First, some a simple conversion to let us use a closure to map each row:
implicit def rowMapper[T<:AnyRef](func: (ResultSet)=>T) =
new ParameterizedRowMapper[T]{
override def mapRow(rs:ResultSet, row:Int):T = func(rs)
}
Then let's define a data structure to store the results. (You could use a tuple, but defining my own case class has advantage of being just a little bit clearer regarding the names of things.)
case class CategoryValue(category:String, property:String)
Now select from the database
val db:SimpleJdbcOperations = //get this somehow
val resultList:java.util.List[CategoryValue] =
db.query("select category, property from category_value",
{ rs:ResultSet => CategoryValue(rs.getString(1),rs.getString(2)) } )
Converting the data from a list of rows into the format that you actually want
import scala.collection.JavaConversions._
val result:Map[String,Set[String]] =
resultList.groupBy(_.category).mapValues(_.map(_.property).toSet)

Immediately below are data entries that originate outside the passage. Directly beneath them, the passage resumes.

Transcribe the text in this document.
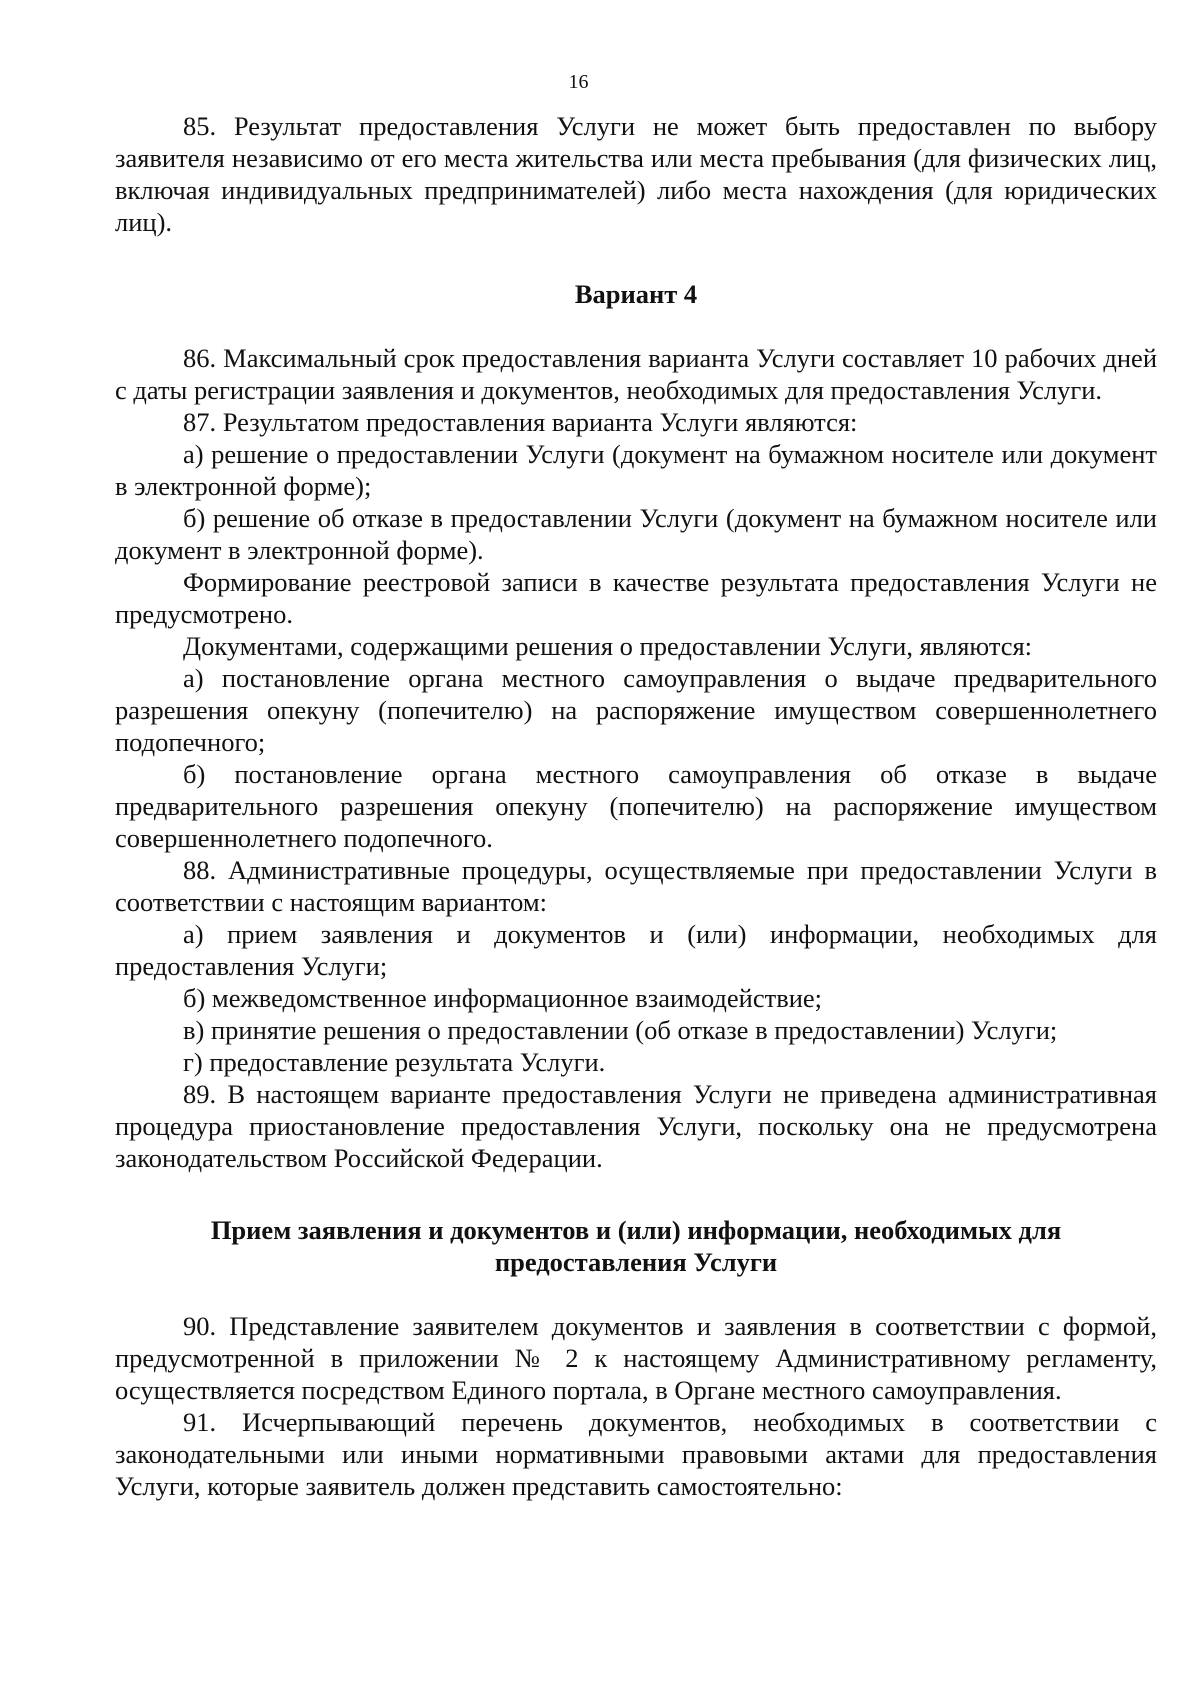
16

85. Результат предоставления Услуги не может быть предоставлен по выбору заявителя независимо от его места жительства или места пребывания (для физических лиц, включая индивидуальных предпринимателей) либо места нахождения (для юридических лиц).

Вариант 4

86. Максимальный срок предоставления варианта Услуги составляет 10 рабочих дней с даты регистрации заявления и документов, необходимых для предоставления Услуги.

87. Результатом предоставления варианта Услуги являются:

а) решение о предоставлении Услуги (документ на бумажном носителе или документ в электронной форме);

б) решение об отказе в предоставлении Услуги (документ на бумажном носителе или документ в электронной форме).

Формирование реестровой записи в качестве результата предоставления Услуги не предусмотрено.

Документами, содержащими решения о предоставлении Услуги, являются:

а) постановление органа местного самоуправления о выдаче предварительного разрешения опекуну (попечителю) на распоряжение имуществом совершеннолетнего подопечного;

б) постановление органа местного самоуправления об отказе в выдаче предварительного разрешения опекуну (попечителю) на распоряжение имуществом совершеннолетнего подопечного.

88. Административные процедуры, осуществляемые при предоставлении Услуги в соответствии с настоящим вариантом:

а) прием заявления и документов и (или) информации, необходимых для предоставления Услуги;

б) межведомственное информационное взаимодействие;

в) принятие решения о предоставлении (об отказе в предоставлении) Услуги;

г) предоставление результата Услуги.

89. В настоящем варианте предоставления Услуги не приведена административная процедура приостановление предоставления Услуги, поскольку она не предусмотрена законодательством Российской Федерации.

Прием заявления и документов и (или) информации, необходимых для
предоставления Услуги

90. Представление заявителем документов и заявления в соответствии с формой, предусмотренной в приложении № 2 к настоящему Административному регламенту, осуществляется посредством Единого портала, в Органе местного самоуправления.

91. Исчерпывающий перечень документов, необходимых в соответствии с законодательными или иными нормативными правовыми актами для предоставления Услуги, которые заявитель должен представить самостоятельно:
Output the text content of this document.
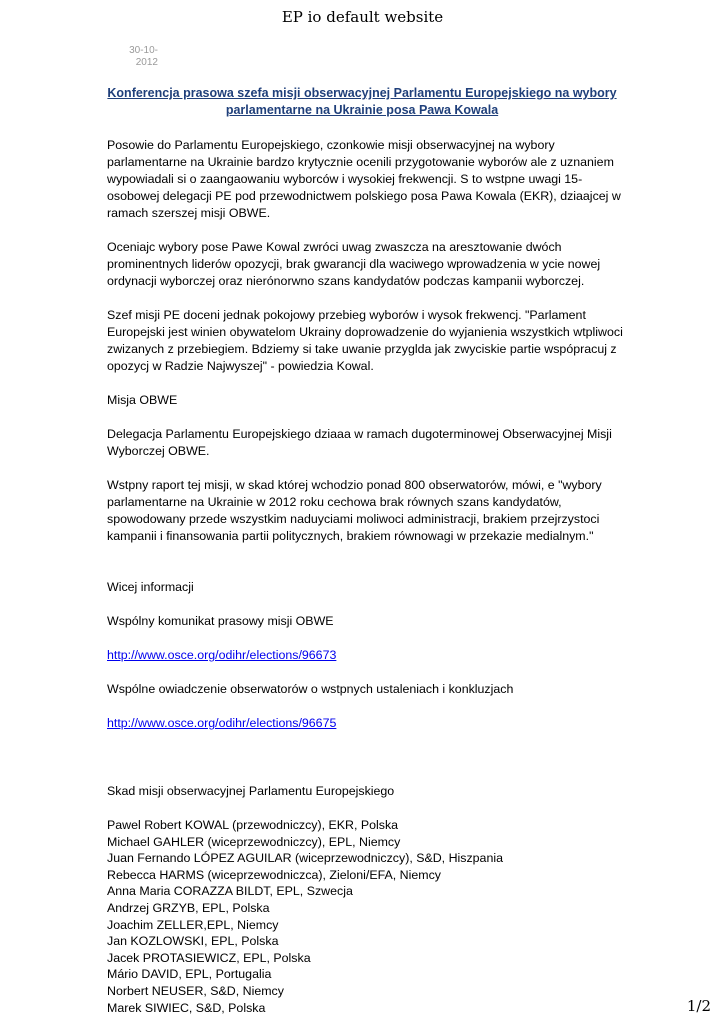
EP io default website
30-10-
2012
Konferencja prasowa szefa misji obserwacyjnej Parlamentu Europejskiego na wybory parlamentarne na Ukrainie posa Pawa Kowala

Posowie do Parlamentu Europejskiego, czonkowie misji obserwacyjnej na wybory parlamentarne na Ukrainie bardzo krytycznie ocenili przygotowanie wyborów ale z uznaniem wypowiadali si o zaangaowaniu wyborców i wysokiej frekwencji. S to wstpne uwagi 15-osobowej delegacji PE pod przewodnictwem polskiego posa Pawa Kowala (EKR), dziaajcej w ramach szerszej misji OBWE.

Oceniajc wybory pose Pawe Kowal zwróci uwag zwaszcza na aresztowanie dwóch prominentnych liderów opozycji, brak gwarancji dla waciwego wprowadzenia w ycie nowej ordynacji wyborczej oraz nierónorwno szans kandydatów podczas kampanii wyborczej.

Szef misji PE doceni jednak pokojowy przebieg wyborów i wysok frekwencj. "Parlament Europejski jest winien obywatelom Ukrainy doprowadzenie do wyjanienia wszystkich wtpliwoci zwizanych z przebiegiem. Bdziemy si take uwanie przyglda jak zwyciskie partie wspópracuj z opozycj w Radzie Najwyszej" - powiedzia Kowal.

Misja OBWE

Delegacja Parlamentu Europejskiego dziaaa w ramach dugoterminowej Obserwacyjnej Misji Wyborczej OBWE.

Wstpny raport tej misji, w skad której wchodzio ponad 800 obserwatorów, mówi, e "wybory parlamentarne na Ukrainie w 2012 roku cechowa brak równych szans kandydatów, spowodowany przede wszystkim naduyciami moliwoci administracji, brakiem przejrzystoci kampanii i finansowania partii politycznych, brakiem równowagi w przekazie medialnym."

Wicej informacji

Wspólny komunikat prasowy misji OBWE

http://www.osce.org/odihr/elections/96673

Wspólne owiadczenie obserwatorów o wstpnych ustaleniach i konkluzjach

http://www.osce.org/odihr/elections/96675

Skad misji obserwacyjnej Parlamentu Europejskiego

Pawel Robert KOWAL (przewodniczcy), EKR, Polska
Michael GAHLER (wiceprzewodniczcy), EPL, Niemcy
Juan Fernando LÓPEZ AGUILAR (wiceprzewodniczcy), S&D, Hiszpania
Rebecca HARMS (wiceprzewodniczca), Zieloni/EFA, Niemcy
Anna Maria CORAZZA BILDT, EPL, Szwecja
Andrzej GRZYB, EPL, Polska
Joachim ZELLER,EPL, Niemcy
Jan KOZLOWSKI, EPL, Polska
Jacek PROTASIEWICZ, EPL, Polska
Mário DAVID, EPL, Portugalia
Norbert NEUSER, S&D, Niemcy
Marek SIWIEC, S&D, Polska	1/2
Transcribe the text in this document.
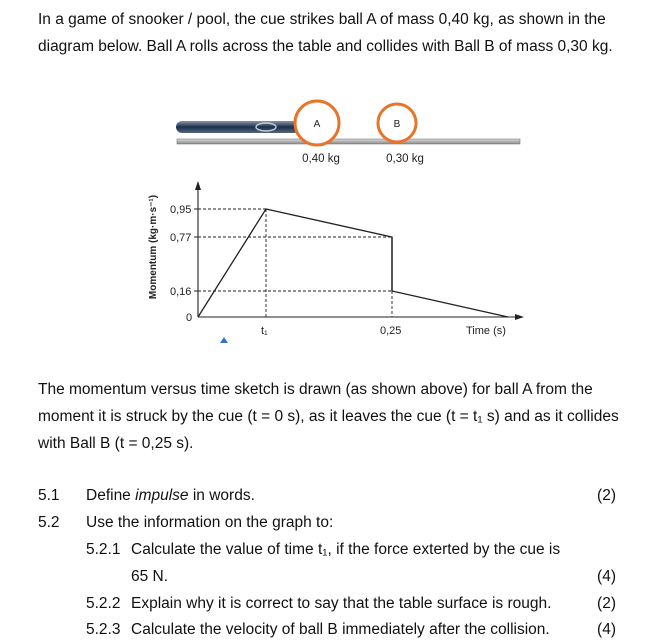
In a game of snooker / pool, the cue strikes ball A of mass 0,40 kg, as shown in the
diagram below. Ball A rolls across the table and collides with Ball B of mass 0,30 kg.

A	B
0,40 kg	0,30 kg
Momentum (kg·m·s⁻¹) 0,95
0,77
0,16
0
t₁	0,25	Time (s)

The momentum versus time sketch is drawn (as shown above) for ball A from the
moment it is struck by the cue (t = 0 s), as it leaves the cue (t = t₁ s) and as it collides
with Ball B (t = 0,25 s).

5.1 Define impulse in words.	(2)
5.2 Use the information on the graph to:
5.2.1 Calculate the value of time t₁, if the force exterted by the cue is
65 N.	(4)
5.2.2 Explain why it is correct to say that the table surface is rough.	(2)
5.2.3 Calculate the velocity of ball B immediately after the collision.	(4)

(You can omit the type annotations. I've included them to make it clear what's going on.)
Builders are built for this purpose. Get one via the desired collection type companion, e.g. HashMap.newBuilder[String, Set[String]].
This solution is basically the same as my other solution, but it doesn't use Spring, and the logic for converting a ResultSet to some sort of list is simpler than Debilski's solution.
def streamFromResultSet[T](rs:ResultSet)(func: ResultSet => T):Stream[T] = {
if (rs.next())
func(rs) #:: streamFromResultSet(rs)(func)
else
rs.close()
Stream.empty
}
def fillMap(statement:java.sql.Statement):Map[String,Set[String]] = {
case class CategoryValue(category:String, property:String)
val resultSet = statement.executeQuery("""
select category, property from category_value
""")
val queryResult = streamFromResultSet(resultSet){rs =>
CategoryValue(rs.getString(1),rs.getString(2))
}
queryResult.groupBy(_.category).mapValues(_.map(_.property).toSet)
}
There is only one approach I can think of that does not include either mutable state or extensive copying*. It is actually a very basic technique I learnt in my first term studying CS. Here goes, abstracting from the database stuff:
def empty[K,V](k : K) : Option[V] = None
def add[K,V](m : K => Option[V])(k : K, v : V) : K => Option[V] = q => {
if ( k == q ) {
Some(v)
}
else {
m(q)
}
}
def build[K,V](input : TraversableOnce[(K,V)]) : K => Option[V] = {
input.foldLeft(empty[K,V]_)((m,i) => add(m)(i._1, i._2))
}
Usage example:
val map = build(List(("a",1),("b",2)))
println("a " + map("a"))
println("b " + map("b"))
println("c " + map("c"))
> a Some(1)
> b Some(2)
> c None
Of course, the resulting function does not have type Map (nor any of its benefits) and has linear lookup costs. I guess you could implement something in a similar way that mimicks simple search trees.
(*) I am talking concepts here. In reality, things like value sharing might enable e.g. mutable list constructions without memory overhead.